Álvaro Valencia Tovar. Columnista de EL TIEMPO.
Hará de esto unos diez años. Mi novela Uisheda agotaba su tercera edición colombiana. En México, y en Brasil traducida al portugués, hallaba la acogida que no mereció en Colombia. En Guatemala se convertía en lectura obligada de la oficialidad del Ejército y una de sus frases, enmarcada en fina madera nacional, se entronizaba en la Escuela Militar y en las oficinas de mando de todos los cuerpos de tropa por orden del ministro de Defensa, general Gramajo, quien me envió un ejemplar del famoso cuadro.
Un día recibí llamada telefónica de Pedro Gómez Valderrama, a cuya magnífica novela La otra raya del tigre yo le había escrito una Clepsidra en EL TIEMPO. Por haber comandado la Quinta Brigada en Santander durante cinco años, me había compenetrado con el adusto escenario y con el fascinante tema de los inmigrantes alemanes en el siglo XIX, que dejaron notable descendencia en tierras santandereanas.
Mi amigo Pedro Gómez me invitaba a un almuerzo con Gabriel García Márquez, quien para entonces escribía una novela de argumento guerrillero como mi Uisheda, que había llamado la atención de nuestro premio Nobel. Conociendo el visceral rechazo de Gabo por cuanto tuviese connotación militar, me sorprendió
que quisiera conocer a un ejemplar de la detestable casta.
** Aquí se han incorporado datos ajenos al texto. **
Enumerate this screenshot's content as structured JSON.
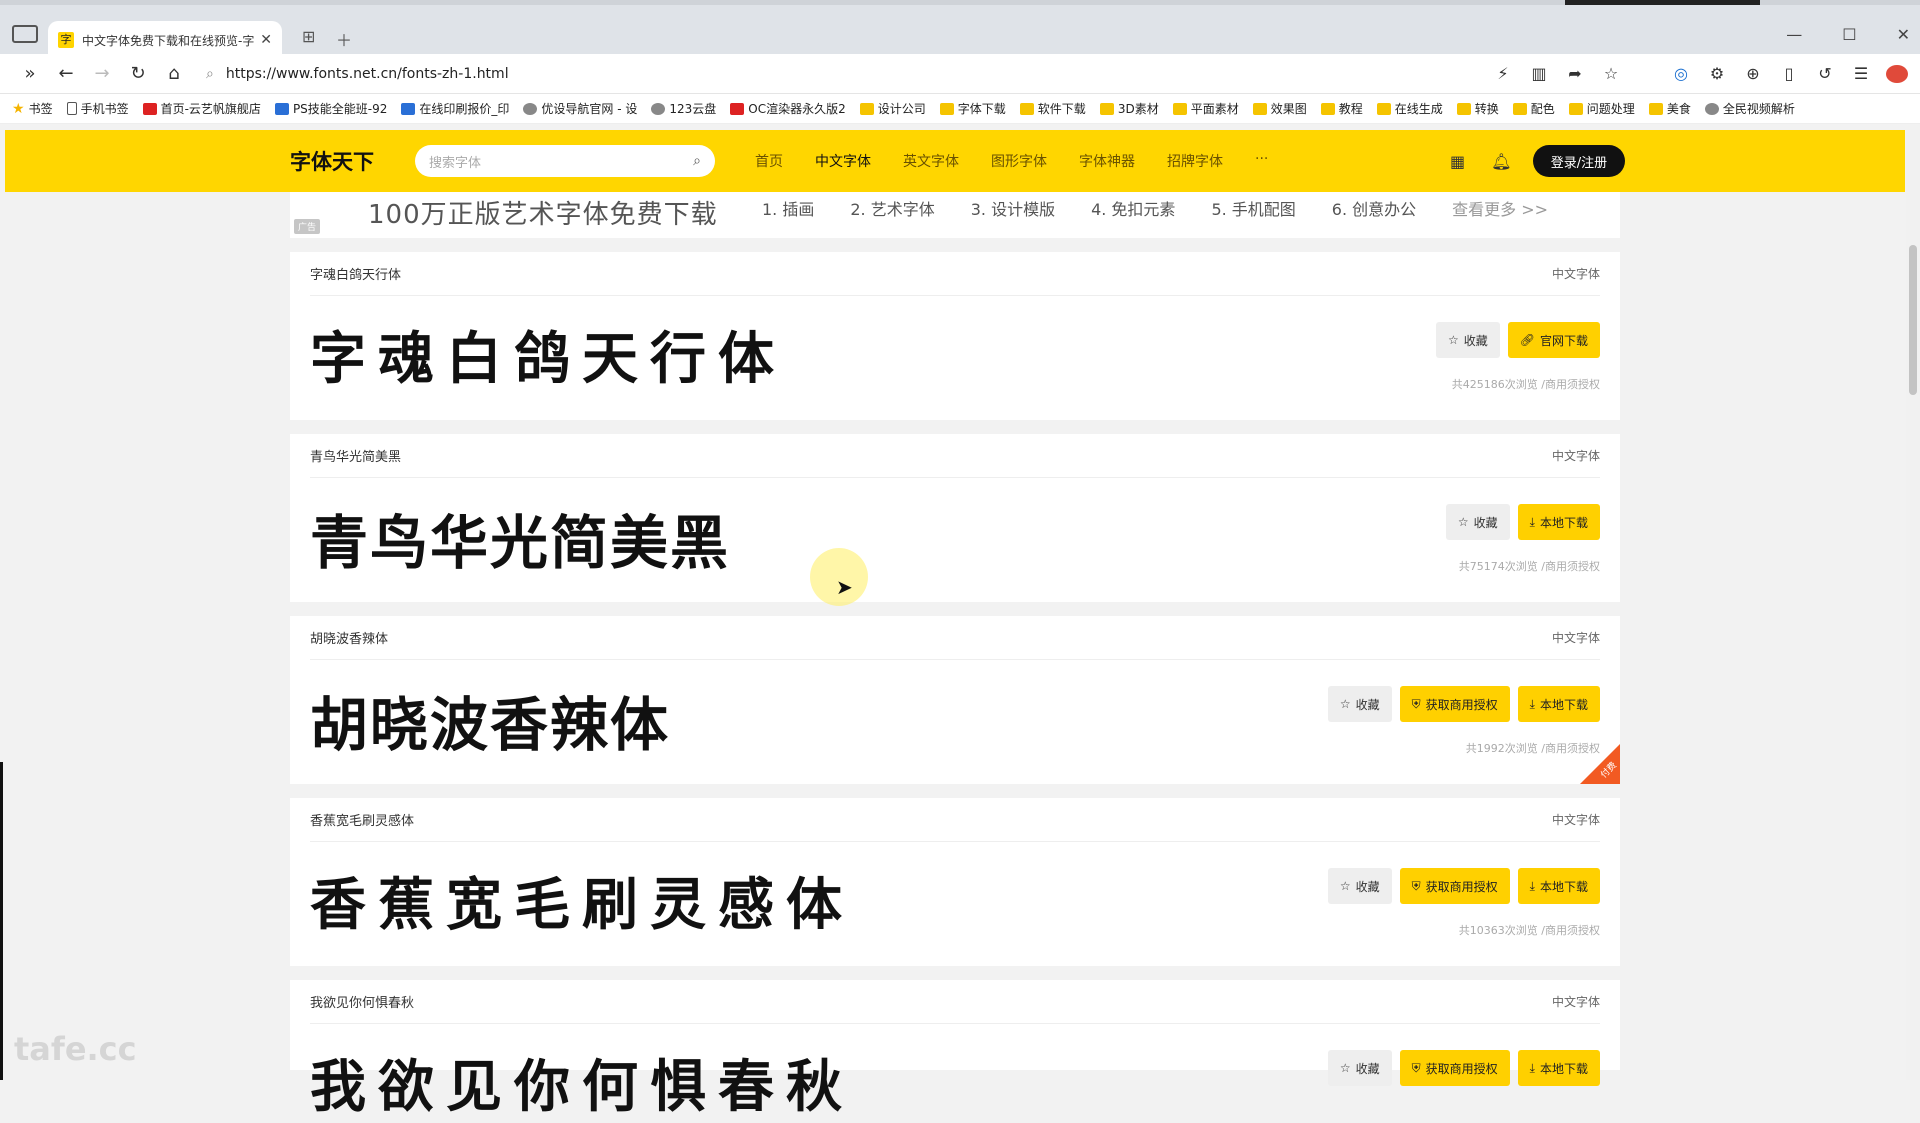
{
  "browser": {
    "tab_title": "中文字体免费下载和在线预览-字",
    "tab_favicon": "字",
    "url": "https://www.fonts.net.cn/fonts-zh-1.html",
    "bookmarks": [
      {
        "label": "书签",
        "icon": "star"
      },
      {
        "label": "手机书签",
        "icon": "page"
      },
      {
        "label": "首页-云艺帆旗舰店",
        "icon": "red"
      },
      {
        "label": "PS技能全能班-92",
        "icon": "blue"
      },
      {
        "label": "在线印刷报价_印",
        "icon": "blue"
      },
      {
        "label": "优设导航官网 - 设",
        "icon": "gray"
      },
      {
        "label": "123云盘",
        "icon": "gray"
      },
      {
        "label": "OC渲染器永久版2",
        "icon": "red"
      },
      {
        "label": "设计公司",
        "icon": "folder"
      },
      {
        "label": "字体下载",
        "icon": "folder"
      },
      {
        "label": "软件下载",
        "icon": "folder"
      },
      {
        "label": "3D素材",
        "icon": "folder"
      },
      {
        "label": "平面素材",
        "icon": "folder"
      },
      {
        "label": "效果图",
        "icon": "folder"
      },
      {
        "label": "教程",
        "icon": "folder"
      },
      {
        "label": "在线生成",
        "icon": "folder"
      },
      {
        "label": "转换",
        "icon": "folder"
      },
      {
        "label": "配色",
        "icon": "folder"
      },
      {
        "label": "问题处理",
        "icon": "folder"
      },
      {
        "label": "美食",
        "icon": "folder"
      },
      {
        "label": "全民视频解析",
        "icon": "gray"
      }
    ]
  },
  "site": {
    "logo": "字体天下",
    "search_placeholder": "搜索字体",
    "nav": [
      "首页",
      "中文字体",
      "英文字体",
      "图形字体",
      "字体神器",
      "招牌字体",
      "···"
    ],
    "active_nav": "中文字体",
    "login": "登录/注册",
    "accent_color": "#ffd600"
  },
  "ad": {
    "tag": "广告",
    "headline": "100万正版艺术字体免费下载",
    "links": [
      "1. 插画",
      "2. 艺术字体",
      "3. 设计模版",
      "4. 免扣元素",
      "5. 手机配图",
      "6. 创意办公"
    ],
    "more": "查看更多 >>"
  },
  "fonts": [
    {
      "name": "字魂白鸽天行体",
      "category": "中文字体",
      "preview": "字魂白鸽天行体",
      "fav": "收藏",
      "license": "",
      "download": "官网下载",
      "stats": "共425186次浏览 /商用须授权",
      "paid": false
    },
    {
      "name": "青鸟华光简美黑",
      "category": "中文字体",
      "preview": "青鸟华光简美黑",
      "fav": "收藏",
      "license": "",
      "download": "本地下载",
      "stats": "共75174次浏览 /商用须授权",
      "paid": false
    },
    {
      "name": "胡晓波香辣体",
      "category": "中文字体",
      "preview": "胡晓波香辣体",
      "fav": "收藏",
      "license": "获取商用授权",
      "download": "本地下载",
      "stats": "共1992次浏览 /商用须授权",
      "paid": true,
      "corner": "付费"
    },
    {
      "name": "香蕉宽毛刷灵感体",
      "category": "中文字体",
      "preview": "香蕉宽毛刷灵感体",
      "fav": "收藏",
      "license": "获取商用授权",
      "download": "本地下载",
      "stats": "共10363次浏览 /商用须授权",
      "paid": false
    },
    {
      "name": "我欲见你何惧春秋",
      "category": "中文字体",
      "preview": "我欲见你何惧春秋",
      "fav": "收藏",
      "license": "获取商用授权",
      "download": "本地下载",
      "stats": "",
      "paid": false
    }
  ],
  "watermark": "tafe.cc"
}
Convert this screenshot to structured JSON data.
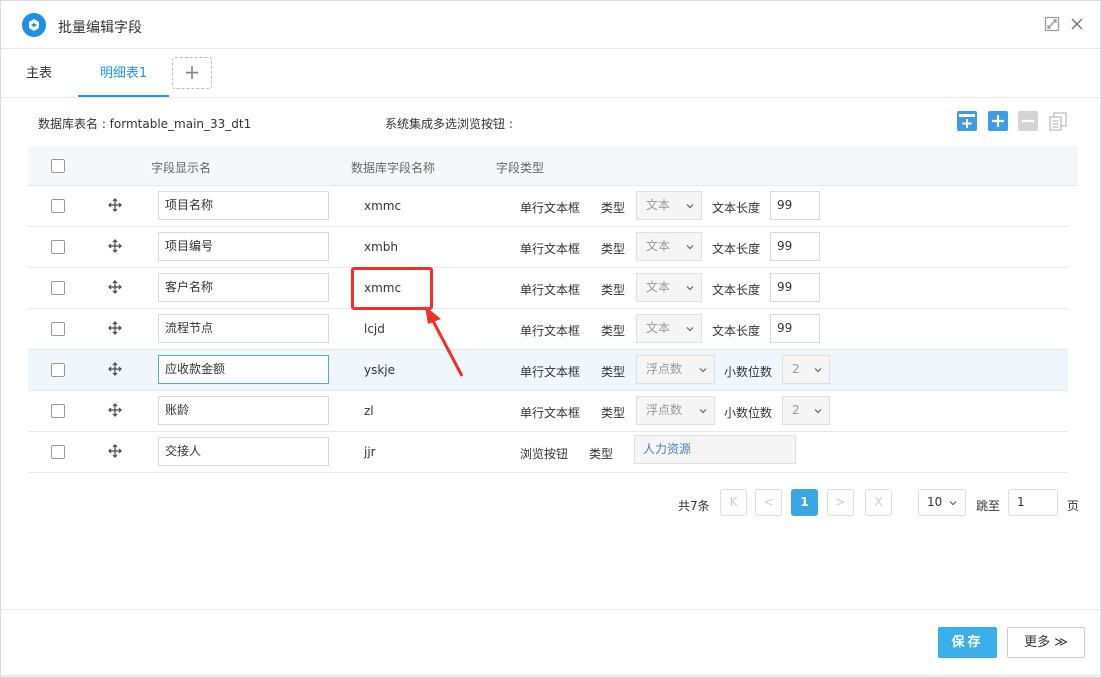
{
  "window": {
    "title": "批量编辑字段"
  },
  "tabs": [
    {
      "label": "主表"
    },
    {
      "label": "明细表1"
    }
  ],
  "info": {
    "db_table_label": "数据库表名 : formtable_main_33_dt1",
    "browse_label": "系统集成多选浏览按钮 :"
  },
  "table": {
    "headers": {
      "display_name": "字段显示名",
      "db_name": "数据库字段名称",
      "field_type": "字段类型"
    },
    "rows": [
      {
        "display": "项目名称",
        "db": "xmmc",
        "type": "单行文本框",
        "type_label": "类型",
        "subtype": "文本",
        "param_label": "文本长度",
        "param": "99"
      },
      {
        "display": "项目编号",
        "db": "xmbh",
        "type": "单行文本框",
        "type_label": "类型",
        "subtype": "文本",
        "param_label": "文本长度",
        "param": "99"
      },
      {
        "display": "客户名称",
        "db": "xmmc",
        "type": "单行文本框",
        "type_label": "类型",
        "subtype": "文本",
        "param_label": "文本长度",
        "param": "99"
      },
      {
        "display": "流程节点",
        "db": "lcjd",
        "type": "单行文本框",
        "type_label": "类型",
        "subtype": "文本",
        "param_label": "文本长度",
        "param": "99"
      },
      {
        "display": "应收款金额",
        "db": "yskje",
        "type": "单行文本框",
        "type_label": "类型",
        "subtype": "浮点数",
        "param_label": "小数位数",
        "param": "2"
      },
      {
        "display": "账龄",
        "db": "zl",
        "type": "单行文本框",
        "type_label": "类型",
        "subtype": "浮点数",
        "param_label": "小数位数",
        "param": "2"
      },
      {
        "display": "交接人",
        "db": "jjr",
        "type": "浏览按钮",
        "type_label": "类型",
        "browse_value": "人力资源"
      }
    ]
  },
  "pagination": {
    "total": "共7条",
    "current_page": "1",
    "page_size": "10",
    "jump_label": "跳至",
    "jump_value": "1",
    "page_suffix": "页",
    "first": "K",
    "prev": "<",
    "next": ">",
    "last": "X"
  },
  "footer": {
    "save_label": "保存",
    "more_label": "更多 ≫"
  },
  "colors": {
    "accent": "#2196f3",
    "save": "#3ab0ea",
    "highlight": "#f0312a"
  }
}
Acepté encantado. El extinto restaurante Eduardo fue escenario del encuentro. Me halagó que Gabo tuviera frases elogiosas para mi libro. Yo también las tuve, y muy sinceras, para Cien años de soledad, decisivo para ganar el premio literario más codiciado del mundo. Gabo, con su talante caribeño y su gracia espontánea, resultaba un interlocutor estupendo.
Pasó el tiempo. Critiqué con argumentación analítica e histórica El general en su laberinto, así como otras de sus obras. La más reciente me sugirió un título más acorde con el relato de un amor senil del periodista libertino con la muchachita adolescente, hilo conductor de la pasión del anciano que en la contemplación y el arrobamiento vuelve a vivir: Memoria de mi niña triste.
Invitado a la recién fundada Cátedra de Colombia, idea del director de la Escuela Superior de Guerra, general Bonnet Locarno, el conferencista, Gabriel García Márquez, se encontraba en la cúspide de su fama universal. La charla, leída, fue todo un despliegue de ingenio, precedida del porqué de su desapego a lo castrense. Creció Gabo en los ámbitos de la leyenda negra sobre la matanza de las bananeras en los años 20 por el Ejército.
Acentuó su antagonismo la presencia de dos militares como condiscípulos, que jamás fraternizaron con sus compañeros.
Constituían ejemplos acartonados de seriedad estudiosa, pulcritud en medio del desarreglo juvenil, estricto cumplimiento de trabajos académicos. Solo hablaban entre ellos.
Al final, las consabidas preguntas y respuestas. La mía: ¿recordaba el premio Nobel aquel lejano almuerzo? ¿Fue su intención en la charla de entonces conocer a un comandante contraguerrillero para trazar el perfil de su protagonista, pero lo decepcionó el bronco arquetipo del guerrero, en quien abogaba por un tratamiento de las raíces del mal y no de su expresión combativa?
Gabo respondía los interrogantes sentado a la mesa centrada en
el proscenio. Al recibir el mío se puso de pie. La audiencia militar rompió en aplausos. Recordaba con nitidez almuerzo y conversación. Reiteró el elogio de Uisheda, agradeció mis columnas sobre sus novelas -las había leído todas...-, pero eludió la cuestión guerrillera y la suerte de la novela en gestación.
Cuando descendió, al final, nos saludamos efusivamente. Me obsequió el texto de su conferencia, que conservo con la dedicatoria no solicitada, con la carpeta blanca donde tomó notas para responder otras preguntas. ¡Cómo me gustaría realizar un tercer encuentro!